Fora Bergman, o cineasta que mais se interessou por Josephson foi Andrei Tarkovski, para os seus filmes finais (feitos fora da URSS), Nostalgia e O Sacrifício (de resto, filme feito na Suécia, e não apenas por isso tangente a certos aspectos do mundo bergmaniano).

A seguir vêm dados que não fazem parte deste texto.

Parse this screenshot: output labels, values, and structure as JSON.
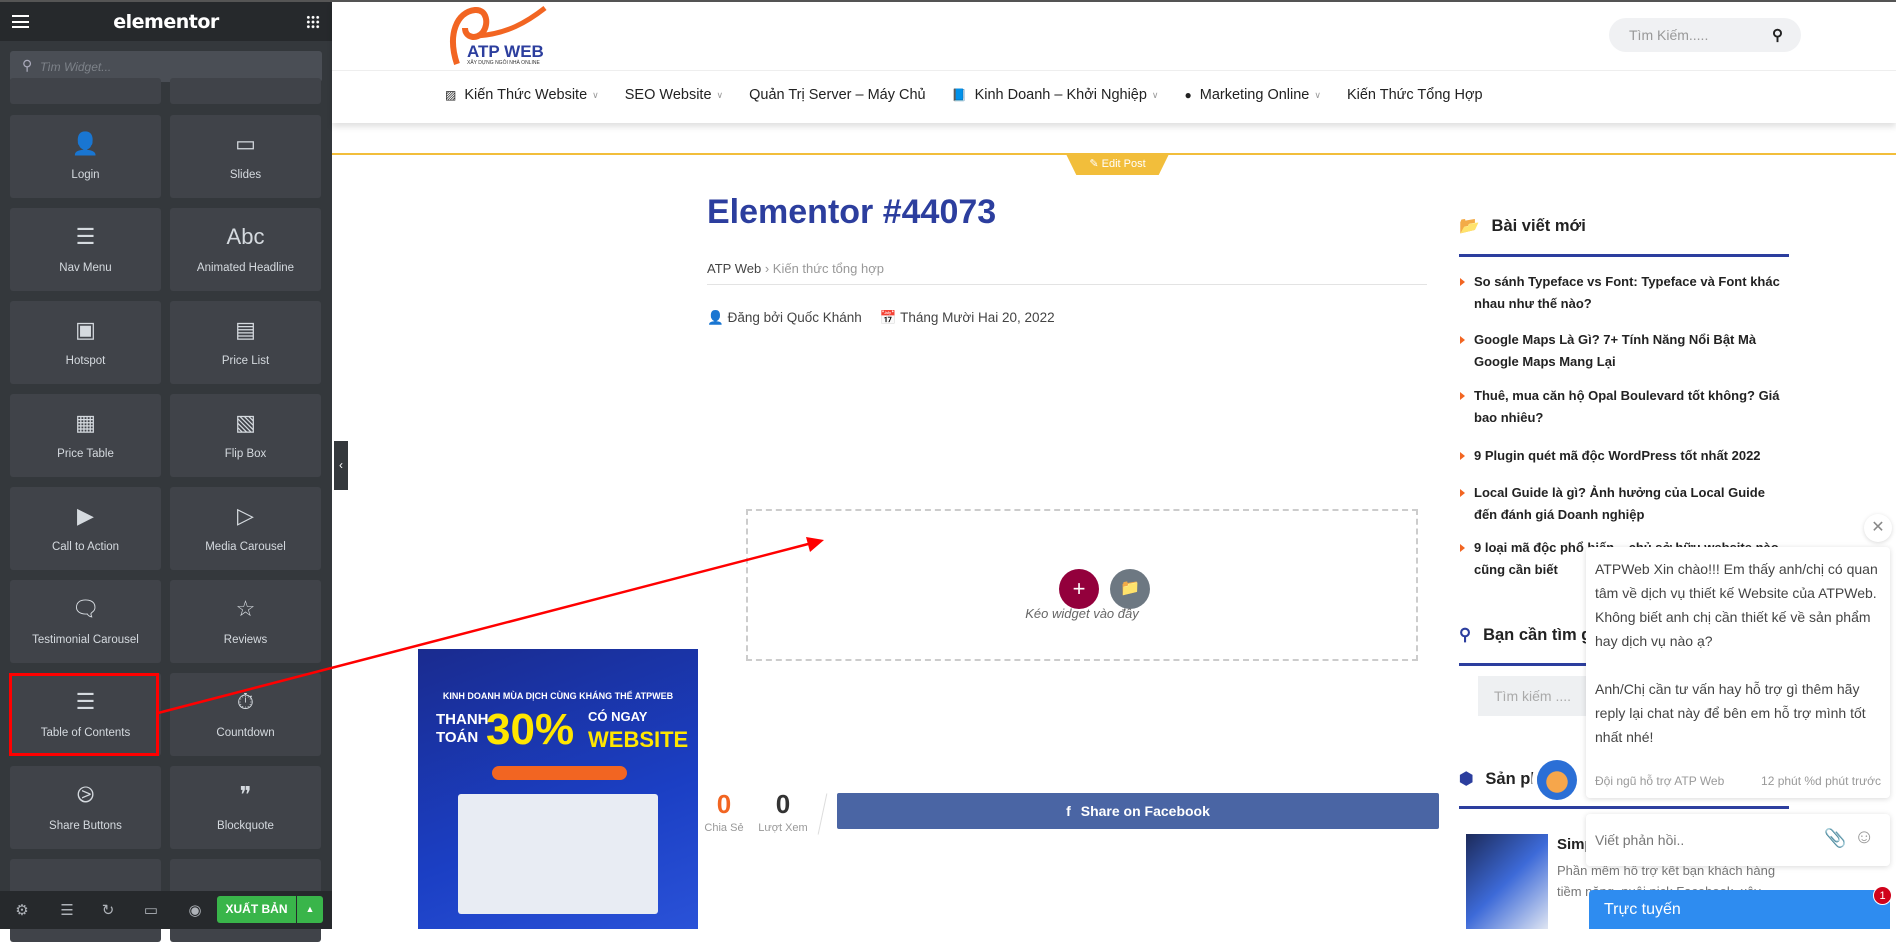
{
  "editor": {
    "brand": "elementor",
    "search_placeholder": "Tìm Widget...",
    "widgets": [
      {
        "label": "Login",
        "icon": "login-icon"
      },
      {
        "label": "Slides",
        "icon": "slides-icon"
      },
      {
        "label": "Nav Menu",
        "icon": "nav-menu-icon"
      },
      {
        "label": "Animated Headline",
        "icon": "animated-headline-icon"
      },
      {
        "label": "Hotspot",
        "icon": "hotspot-icon"
      },
      {
        "label": "Price List",
        "icon": "price-list-icon"
      },
      {
        "label": "Price Table",
        "icon": "price-table-icon"
      },
      {
        "label": "Flip Box",
        "icon": "flip-box-icon"
      },
      {
        "label": "Call to Action",
        "icon": "call-to-action-icon"
      },
      {
        "label": "Media Carousel",
        "icon": "media-carousel-icon"
      },
      {
        "label": "Testimonial Carousel",
        "icon": "testimonial-carousel-icon"
      },
      {
        "label": "Reviews",
        "icon": "reviews-icon"
      },
      {
        "label": "Table of Contents",
        "icon": "table-of-contents-icon"
      },
      {
        "label": "Countdown",
        "icon": "countdown-icon"
      },
      {
        "label": "Share Buttons",
        "icon": "share-icon"
      },
      {
        "label": "Blockquote",
        "icon": "blockquote-icon"
      }
    ],
    "publish_label": "XUẤT BẢN",
    "highlight_color": "#ff0000"
  },
  "site": {
    "logo_text": "ATP WEB",
    "logo_tagline": "XÂY DỰNG NGÔI NHÀ ONLINE",
    "search_placeholder": "Tìm Kiếm.....",
    "nav": [
      {
        "label": "Kiến Thức Website",
        "icon": "share-square-icon",
        "dropdown": true
      },
      {
        "label": "SEO Website",
        "dropdown": true
      },
      {
        "label": "Quản Trị Server – Máy Chủ",
        "dropdown": false
      },
      {
        "label": "Kinh Doanh – Khởi Nghiệp",
        "icon": "book-icon",
        "dropdown": true
      },
      {
        "label": "Marketing Online",
        "icon": "globe-icon",
        "dropdown": true
      },
      {
        "label": "Kiến Thức Tổng Hợp",
        "dropdown": false
      }
    ],
    "edit_post": "Edit Post"
  },
  "post": {
    "title": "Elementor #44073",
    "breadcrumb": [
      "ATP Web",
      "Kiến thức tổng hợp"
    ],
    "author": "Đăng bởi Quốc Khánh",
    "date": "Tháng Mười Hai 20, 2022",
    "dropzone_text": "Kéo widget vào đây",
    "shares": {
      "value": "0",
      "label": "Chia Sẻ"
    },
    "views": {
      "value": "0",
      "label": "Lượt Xem"
    },
    "facebook_label": "Share on Facebook"
  },
  "sidebar": {
    "recent_title": "Bài viết mới",
    "recent_posts": [
      "So sánh Typeface vs Font: Typeface và Font khác nhau như thế nào?",
      "Google Maps Là Gì? 7+ Tính Năng Nổi Bật Mà Google Maps Mang Lại",
      "Thuê, mua căn hộ Opal Boulevard tốt không? Giá bao nhiêu?",
      "9 Plugin quét mã độc WordPress tốt nhất 2022",
      "Local Guide là gì? Ảnh hưởng của Local Guide đến đánh giá Doanh nghiệp",
      "9 loại mã độc phổ biến – chủ sở hữu website nào cũng cần biết"
    ],
    "search_title": "Bạn cần tìm gì",
    "search_placeholder": "Tìm kiếm ....",
    "products_title": "Sản phẩm",
    "product_title": "Simple",
    "product_desc": "Phần mềm hỗ trợ kết bạn khách hàng tiềm năng, nuôi nick Facebook, xây"
  },
  "chat": {
    "message": "ATPWeb Xin chào!!! Em thấy anh/chị có quan tâm về dịch vụ thiết kế Website của ATPWeb. Không biết anh chị cần thiết kế về sản phẩm hay dịch vụ nào ạ?\n\nAnh/Chị cần tư vấn hay hỗ trợ gì thêm hãy reply lại chat này để bên em hỗ trợ mình tốt nhất nhé!",
    "sender": "Đội ngũ hỗ trợ ATP Web",
    "time": "12 phút %d phút trước",
    "reply_placeholder": "Viết phản hồi..",
    "status": "Trực tuyến",
    "unread": "1"
  }
}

Mais contemplativo do que Bergman, Tarkovski buscou em Josephson menos o "actor" e mais a "presença", uma espécie de majestade atormentada, menos caricatural (porque em muito do que Josephson fez para Bergman há essa dimensão de autocaricatura ácida, em termos pessoais, em termos sociais, em termos "de classe"), em todo o caso um registo diferente, mais etéreo, quase se diria mais "lunar". Mas também outro realizador estrangeiro, por acaso recentemente falecido, Theo Angelopoulos, lhe ofereceu um grande papel durante os anos 90 - foi em O Olhar de Ulisses, onde Josephson interpretava o director de um arquivo fílmico (que valia, salvo erro, pela cinemateca de Sarajevo, ou coisa que o valha).

Para encontrar uma espécie de "retrato" de Josephson, ou de "fotografia" da sua amizade e relação com Bergman, vale a pena procurar um programa da televisão de princípios dos anos 2000 que teve circulação internacional em sala. Nele, e num dispositivo simples de entrevista, Bergman e Josephson falavam sobretudo de coisas corriqueiras, pessoais, falavam de mulheres, de alegrias e tristezas, diziam disparates, repeliam o desespero com uma gargalhada. Sem máscaras, ou com uma outra, e inesperada, máscara.

Josephson morreu aos 88 anos, de problemas derivados da doença de Parkinson. Foi um dos grandes, grandes actores do cinema do século XX, esse século de que, também por razões como este desaparecimento, vamos ficando cada vez mais longe.